Question

An oil refinery is located on the north bank of a straight river that is 2 km wide. A pipeline is to be constructed from the refinery to storage tanks located on the south bank of the river 3 km east of the refinery. The cost of laying pipe is $400,000 per km over land to a point P on the north bank and $800,000 per km under the river to the tanks.
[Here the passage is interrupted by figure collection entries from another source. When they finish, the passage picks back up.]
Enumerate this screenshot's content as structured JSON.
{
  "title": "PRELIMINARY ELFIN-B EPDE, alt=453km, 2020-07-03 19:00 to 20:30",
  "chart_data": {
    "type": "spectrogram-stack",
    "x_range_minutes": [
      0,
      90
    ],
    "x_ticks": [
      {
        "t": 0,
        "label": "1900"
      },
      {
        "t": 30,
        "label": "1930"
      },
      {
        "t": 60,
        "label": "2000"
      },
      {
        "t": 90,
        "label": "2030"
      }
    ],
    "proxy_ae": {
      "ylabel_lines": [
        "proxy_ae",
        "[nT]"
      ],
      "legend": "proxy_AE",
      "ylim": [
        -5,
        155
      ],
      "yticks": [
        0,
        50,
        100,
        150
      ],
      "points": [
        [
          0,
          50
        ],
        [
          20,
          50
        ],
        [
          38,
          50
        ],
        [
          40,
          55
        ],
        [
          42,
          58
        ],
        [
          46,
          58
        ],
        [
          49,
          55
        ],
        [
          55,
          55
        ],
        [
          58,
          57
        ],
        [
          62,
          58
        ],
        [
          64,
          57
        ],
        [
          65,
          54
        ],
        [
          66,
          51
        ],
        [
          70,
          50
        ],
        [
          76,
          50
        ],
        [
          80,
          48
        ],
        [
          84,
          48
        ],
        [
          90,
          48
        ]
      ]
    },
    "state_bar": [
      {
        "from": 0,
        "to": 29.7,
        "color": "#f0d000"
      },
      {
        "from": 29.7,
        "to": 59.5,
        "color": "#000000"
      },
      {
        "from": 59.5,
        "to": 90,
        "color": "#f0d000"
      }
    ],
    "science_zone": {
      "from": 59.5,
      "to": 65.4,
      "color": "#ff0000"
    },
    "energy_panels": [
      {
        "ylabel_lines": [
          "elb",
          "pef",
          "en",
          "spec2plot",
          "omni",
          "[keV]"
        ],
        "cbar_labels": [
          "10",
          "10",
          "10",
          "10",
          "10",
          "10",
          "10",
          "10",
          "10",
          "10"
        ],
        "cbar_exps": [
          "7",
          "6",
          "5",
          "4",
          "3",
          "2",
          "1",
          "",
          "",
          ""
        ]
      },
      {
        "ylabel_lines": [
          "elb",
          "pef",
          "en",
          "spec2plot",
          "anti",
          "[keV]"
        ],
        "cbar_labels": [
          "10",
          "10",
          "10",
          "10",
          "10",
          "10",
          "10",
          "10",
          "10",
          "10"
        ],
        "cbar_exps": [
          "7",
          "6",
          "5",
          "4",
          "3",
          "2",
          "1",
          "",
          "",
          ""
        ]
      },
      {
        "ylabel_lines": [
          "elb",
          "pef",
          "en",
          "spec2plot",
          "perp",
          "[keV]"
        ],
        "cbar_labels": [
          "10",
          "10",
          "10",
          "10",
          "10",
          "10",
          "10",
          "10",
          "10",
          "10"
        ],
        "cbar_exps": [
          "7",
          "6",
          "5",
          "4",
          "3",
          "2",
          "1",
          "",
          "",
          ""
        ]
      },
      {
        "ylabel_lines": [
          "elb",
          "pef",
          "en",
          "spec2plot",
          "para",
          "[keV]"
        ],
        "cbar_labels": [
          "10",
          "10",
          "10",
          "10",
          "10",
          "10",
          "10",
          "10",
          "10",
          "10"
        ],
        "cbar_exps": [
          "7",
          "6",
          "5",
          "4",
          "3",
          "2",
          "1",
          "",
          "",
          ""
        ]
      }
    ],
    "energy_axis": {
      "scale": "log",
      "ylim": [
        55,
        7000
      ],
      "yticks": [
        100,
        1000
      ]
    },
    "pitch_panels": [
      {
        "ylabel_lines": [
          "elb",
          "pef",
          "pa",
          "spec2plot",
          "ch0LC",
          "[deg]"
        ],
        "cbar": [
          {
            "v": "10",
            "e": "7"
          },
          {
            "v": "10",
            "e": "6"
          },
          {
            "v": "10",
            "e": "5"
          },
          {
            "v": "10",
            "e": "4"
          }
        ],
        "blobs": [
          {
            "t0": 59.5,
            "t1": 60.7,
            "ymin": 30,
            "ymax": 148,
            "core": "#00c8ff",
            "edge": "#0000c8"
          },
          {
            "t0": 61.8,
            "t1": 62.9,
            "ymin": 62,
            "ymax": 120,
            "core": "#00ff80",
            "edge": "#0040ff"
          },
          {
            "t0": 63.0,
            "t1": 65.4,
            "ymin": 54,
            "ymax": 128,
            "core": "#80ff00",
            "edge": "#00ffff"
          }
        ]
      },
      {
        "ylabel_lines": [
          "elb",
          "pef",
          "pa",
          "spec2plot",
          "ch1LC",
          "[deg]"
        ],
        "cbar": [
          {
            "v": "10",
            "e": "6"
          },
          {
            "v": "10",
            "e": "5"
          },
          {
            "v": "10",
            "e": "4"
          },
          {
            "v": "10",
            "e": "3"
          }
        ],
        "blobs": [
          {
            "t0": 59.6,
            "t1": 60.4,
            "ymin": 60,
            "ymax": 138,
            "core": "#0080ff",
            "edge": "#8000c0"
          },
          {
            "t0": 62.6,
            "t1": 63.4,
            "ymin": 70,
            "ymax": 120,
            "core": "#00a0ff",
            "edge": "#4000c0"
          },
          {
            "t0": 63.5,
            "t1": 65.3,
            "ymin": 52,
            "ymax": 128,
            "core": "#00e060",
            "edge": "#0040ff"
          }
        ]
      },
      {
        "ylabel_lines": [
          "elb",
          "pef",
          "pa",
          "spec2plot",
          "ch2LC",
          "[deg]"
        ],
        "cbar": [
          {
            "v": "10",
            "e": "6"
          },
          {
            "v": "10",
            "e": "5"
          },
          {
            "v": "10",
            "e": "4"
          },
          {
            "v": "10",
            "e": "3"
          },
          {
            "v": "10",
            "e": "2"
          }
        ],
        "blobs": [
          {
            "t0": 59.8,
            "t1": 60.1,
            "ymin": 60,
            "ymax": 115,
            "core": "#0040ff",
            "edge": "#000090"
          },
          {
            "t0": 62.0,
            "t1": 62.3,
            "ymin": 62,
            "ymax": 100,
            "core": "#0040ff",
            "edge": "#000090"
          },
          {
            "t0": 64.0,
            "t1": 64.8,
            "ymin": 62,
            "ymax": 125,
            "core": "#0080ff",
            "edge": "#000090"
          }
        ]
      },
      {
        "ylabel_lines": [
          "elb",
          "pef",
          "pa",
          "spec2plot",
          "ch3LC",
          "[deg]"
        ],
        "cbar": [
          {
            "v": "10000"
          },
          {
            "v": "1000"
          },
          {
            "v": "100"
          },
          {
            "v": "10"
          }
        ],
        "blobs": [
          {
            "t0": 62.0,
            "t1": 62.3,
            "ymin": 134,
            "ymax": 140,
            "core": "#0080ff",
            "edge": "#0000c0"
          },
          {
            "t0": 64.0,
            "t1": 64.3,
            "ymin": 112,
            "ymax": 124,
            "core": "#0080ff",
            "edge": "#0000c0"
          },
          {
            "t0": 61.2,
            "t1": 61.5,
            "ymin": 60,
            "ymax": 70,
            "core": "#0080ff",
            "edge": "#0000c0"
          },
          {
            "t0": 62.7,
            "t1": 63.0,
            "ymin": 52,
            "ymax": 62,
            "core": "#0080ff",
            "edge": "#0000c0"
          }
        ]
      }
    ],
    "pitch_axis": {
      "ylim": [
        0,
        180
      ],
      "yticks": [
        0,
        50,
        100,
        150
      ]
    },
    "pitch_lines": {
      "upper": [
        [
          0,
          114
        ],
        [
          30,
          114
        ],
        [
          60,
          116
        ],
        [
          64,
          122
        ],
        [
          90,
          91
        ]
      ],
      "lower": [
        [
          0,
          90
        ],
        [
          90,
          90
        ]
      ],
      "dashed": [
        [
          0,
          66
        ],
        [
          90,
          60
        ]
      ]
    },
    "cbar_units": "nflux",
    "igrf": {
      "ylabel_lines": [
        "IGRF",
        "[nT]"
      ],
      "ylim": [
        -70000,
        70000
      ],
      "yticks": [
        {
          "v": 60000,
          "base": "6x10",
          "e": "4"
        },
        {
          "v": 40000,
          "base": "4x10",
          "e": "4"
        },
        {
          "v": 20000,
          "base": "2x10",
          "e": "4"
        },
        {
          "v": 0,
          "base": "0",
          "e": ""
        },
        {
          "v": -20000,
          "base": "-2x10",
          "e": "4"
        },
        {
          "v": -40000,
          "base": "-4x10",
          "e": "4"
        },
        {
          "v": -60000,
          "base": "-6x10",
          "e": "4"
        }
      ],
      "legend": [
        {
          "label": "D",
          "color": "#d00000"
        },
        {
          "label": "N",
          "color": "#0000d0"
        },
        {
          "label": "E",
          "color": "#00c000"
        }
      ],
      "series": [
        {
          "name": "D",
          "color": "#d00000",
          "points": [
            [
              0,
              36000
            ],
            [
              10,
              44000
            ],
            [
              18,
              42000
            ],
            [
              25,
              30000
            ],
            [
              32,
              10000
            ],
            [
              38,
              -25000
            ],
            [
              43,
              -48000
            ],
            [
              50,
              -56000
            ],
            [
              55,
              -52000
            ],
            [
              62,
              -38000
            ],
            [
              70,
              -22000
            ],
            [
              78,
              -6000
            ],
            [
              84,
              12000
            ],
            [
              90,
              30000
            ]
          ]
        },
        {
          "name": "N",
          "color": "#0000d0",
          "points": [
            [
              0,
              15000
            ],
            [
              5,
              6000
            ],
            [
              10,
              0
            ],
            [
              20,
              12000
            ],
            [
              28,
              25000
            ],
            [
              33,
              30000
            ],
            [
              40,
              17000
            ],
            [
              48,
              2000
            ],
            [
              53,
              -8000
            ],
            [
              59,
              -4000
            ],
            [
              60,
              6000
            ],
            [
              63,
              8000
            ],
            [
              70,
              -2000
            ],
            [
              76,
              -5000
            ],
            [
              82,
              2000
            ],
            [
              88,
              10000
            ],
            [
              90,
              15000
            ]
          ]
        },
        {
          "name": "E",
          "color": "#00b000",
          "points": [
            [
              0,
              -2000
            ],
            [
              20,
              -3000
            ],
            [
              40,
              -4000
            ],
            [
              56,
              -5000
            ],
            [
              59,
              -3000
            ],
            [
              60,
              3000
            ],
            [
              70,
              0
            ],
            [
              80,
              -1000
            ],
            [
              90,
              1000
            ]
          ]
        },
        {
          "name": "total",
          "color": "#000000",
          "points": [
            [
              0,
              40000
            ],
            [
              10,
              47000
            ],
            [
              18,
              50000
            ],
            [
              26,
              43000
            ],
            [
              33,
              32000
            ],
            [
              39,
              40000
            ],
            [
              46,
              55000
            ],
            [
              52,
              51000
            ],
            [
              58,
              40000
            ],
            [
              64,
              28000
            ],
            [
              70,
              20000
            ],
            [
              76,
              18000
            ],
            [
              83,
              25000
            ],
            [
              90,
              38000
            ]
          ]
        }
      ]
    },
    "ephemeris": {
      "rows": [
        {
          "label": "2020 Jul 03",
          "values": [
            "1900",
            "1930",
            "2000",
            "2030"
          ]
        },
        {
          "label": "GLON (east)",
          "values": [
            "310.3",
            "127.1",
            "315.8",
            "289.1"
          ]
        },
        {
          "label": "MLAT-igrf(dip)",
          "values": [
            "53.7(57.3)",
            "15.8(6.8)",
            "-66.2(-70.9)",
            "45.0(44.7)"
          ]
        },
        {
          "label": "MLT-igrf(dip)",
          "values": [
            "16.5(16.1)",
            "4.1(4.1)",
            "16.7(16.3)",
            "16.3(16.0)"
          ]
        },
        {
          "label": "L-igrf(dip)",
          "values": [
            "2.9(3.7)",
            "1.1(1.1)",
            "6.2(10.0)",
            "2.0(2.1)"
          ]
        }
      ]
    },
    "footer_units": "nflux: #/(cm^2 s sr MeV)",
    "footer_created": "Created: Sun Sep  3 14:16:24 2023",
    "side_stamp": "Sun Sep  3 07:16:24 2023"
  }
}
To minimize the cost of the pipeline, how far from the refinery should P be located? (Round your answer to two decimal places.)

Answer 1

Answer:

P is exactly 3km east from the oil refinery.

Step-by-step explanation:

Let's d be the distance in km from the oil refinery to point P. So the horizontal distance from P to the storage is 3 - d and the vertical distance is 2. Hence the diagonal distance is:

$\sqrt{(3 - d)^2 + 2^2} = \sqrt{(3 - d)^2 + 4}$

So the cost of laying pipe under water with this distance is

$800000\sqrt{(3 - d)^2 + 4}$

And the cost of laying pipe over land from the refinery to point P is 400000d. Hence the total cost:

$800000\sqrt{(3 - d)^2 + 4} + 400000d$

We can find the minimum value of this by taking the 1st derivative and set it to 0

$800000\frac{2*0.5*(3-d)(-1)}{\sqrt{(3 - d)^2 + 4}} + 400000 = 0$

We can move the first term over to the right hand side and divide both sides by 400000

$1 = 2\frac{3 - d}{\sqrt{(3 - d)^2 + 4}}$

$\sqrt{(3 - d)^2 + 4} = 6 - 2d$

From here we can square up both sides

$(3 - d)^2 + 4 = (6 - 2d)^2$

$9 - 6d + d^2 + 4 = 36 - 24d + 4d^2$

$3d^2-18d+27 = 0$

$d^2 - 6d + 9 = 0$

$(d - 3)^2 = 0$

$d -3 = 0$

d = 3

So the cost of pipeline is minimum when P is exactly 3km east from the oil refinery.